We are thrilled to announce this year’s keynote speaker:
Chris Forster is associate professor of English at Syracuse University, where he focuses on 20th Century British Literature (with an emphasis on modernism) and “digital humanities.” His book Filthy Material: Modernism and the Media of Obscenity (Oxford, 2019) rereads modernist obscenity from the perspective of media history. Modernism and Its Media, a survey of media theoretical accounts of modernism, is forthcoming in the New Modernisms book series published by Bloomsbury. In 2020 he was awarded a Mellon Foundation New Directions Fellowship to study the “Statistical Foundations of Computational Literary Criticism”—which just means he’s trying to better understand math.
The End of Obscenity? Media and Aesthetics in the History (and Present) of Obscenity
Debates about free speech and censorship have retaken a central place in public discourse recently. Yet, as social media platforms struggle over who may participate in their platform and cultural commentators wring their hands over “cancel culture,” questions of obscenity are strangely absent from these debates. The literary causes célèbres of the twentieth century (Ulysses, Lady Chatterley’s Lover, Lolita) lack a clear analogue in our own moment. So what happened? Is obscenity over?
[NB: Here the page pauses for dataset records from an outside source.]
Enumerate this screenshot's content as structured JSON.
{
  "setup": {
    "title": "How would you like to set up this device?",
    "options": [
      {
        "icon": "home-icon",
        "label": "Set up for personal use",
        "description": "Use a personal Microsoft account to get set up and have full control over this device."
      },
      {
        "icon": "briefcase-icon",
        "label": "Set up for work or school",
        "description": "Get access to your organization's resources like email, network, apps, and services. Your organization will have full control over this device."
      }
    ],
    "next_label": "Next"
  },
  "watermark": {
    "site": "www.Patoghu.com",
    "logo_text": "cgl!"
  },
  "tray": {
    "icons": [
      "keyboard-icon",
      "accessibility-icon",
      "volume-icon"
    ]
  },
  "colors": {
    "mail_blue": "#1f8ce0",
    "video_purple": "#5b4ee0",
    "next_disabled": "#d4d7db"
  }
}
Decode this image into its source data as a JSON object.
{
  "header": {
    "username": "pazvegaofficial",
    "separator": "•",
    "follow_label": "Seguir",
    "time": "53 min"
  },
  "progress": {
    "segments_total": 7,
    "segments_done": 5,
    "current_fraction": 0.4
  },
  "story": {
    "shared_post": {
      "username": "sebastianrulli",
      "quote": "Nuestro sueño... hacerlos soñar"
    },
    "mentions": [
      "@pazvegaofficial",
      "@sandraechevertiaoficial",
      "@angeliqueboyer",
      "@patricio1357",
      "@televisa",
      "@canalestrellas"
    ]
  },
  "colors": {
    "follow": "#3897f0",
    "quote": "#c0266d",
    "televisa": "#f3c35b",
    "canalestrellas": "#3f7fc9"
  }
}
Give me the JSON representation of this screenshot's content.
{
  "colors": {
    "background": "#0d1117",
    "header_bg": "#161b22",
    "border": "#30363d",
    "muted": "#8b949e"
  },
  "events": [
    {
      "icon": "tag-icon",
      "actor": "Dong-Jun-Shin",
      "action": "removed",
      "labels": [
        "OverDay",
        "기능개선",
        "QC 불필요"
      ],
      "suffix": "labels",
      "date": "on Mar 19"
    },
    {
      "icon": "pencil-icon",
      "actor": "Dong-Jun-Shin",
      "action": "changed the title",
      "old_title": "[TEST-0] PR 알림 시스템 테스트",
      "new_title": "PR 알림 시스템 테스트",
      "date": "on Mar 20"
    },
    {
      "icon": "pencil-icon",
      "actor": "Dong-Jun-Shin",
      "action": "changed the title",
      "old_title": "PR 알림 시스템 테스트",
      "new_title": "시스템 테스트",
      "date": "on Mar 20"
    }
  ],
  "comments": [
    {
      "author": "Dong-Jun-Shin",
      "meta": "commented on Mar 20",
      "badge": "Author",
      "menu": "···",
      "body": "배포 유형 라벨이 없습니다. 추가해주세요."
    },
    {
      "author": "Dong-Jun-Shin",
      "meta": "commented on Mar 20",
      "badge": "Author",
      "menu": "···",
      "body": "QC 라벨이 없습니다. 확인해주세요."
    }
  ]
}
Have we reached what the American lawyer Charles Rembar, in 1968, called The End of Obscenity?
This talk tries to answer that question by locating obscenity within a history of media. To understand obscenity, and its apparent absence from contemporary debates, requires locating it within two histories: the first is a history of media technologies, the other a history of the privatization of the public sphere. These forces have transformed what once was called obscenity. The midcentury legal reforms in Anglo-American obscenity that Rembar celebrates occurred in relation to major works of modernist literature–most centrally Lady Chatterley’s Lover. Those reforms ratified an essentially modernist account of autonomous aesthetic value, bringing transgressive literature under the umbrella of state-sanctioned, liberal values. Yet, I argue, this codification is inextricable from the media materialities that undergird it. In the media ecology of midcentury, literature itself came to appear fundamentally less capable of obscenity than other media. We cannot understand Rembar’s “end of obscenity” outside the changing place of literature, and indeed print, in an era of film and television. I make this argument, in part, through a brief “distant reading” of the meanings of “obscenity.”
I conclude by turning to our own media environment, where I argue that the category of obscenity has been replaced by privatized systems of quasi-censorship. I try to sketch a shift from the prohibition of obscenity in the public sphere, which lasted from the eighteenth century until the mid-twentieth, to privatized processes of what Sarah Roberts has recently called commercial content moderation.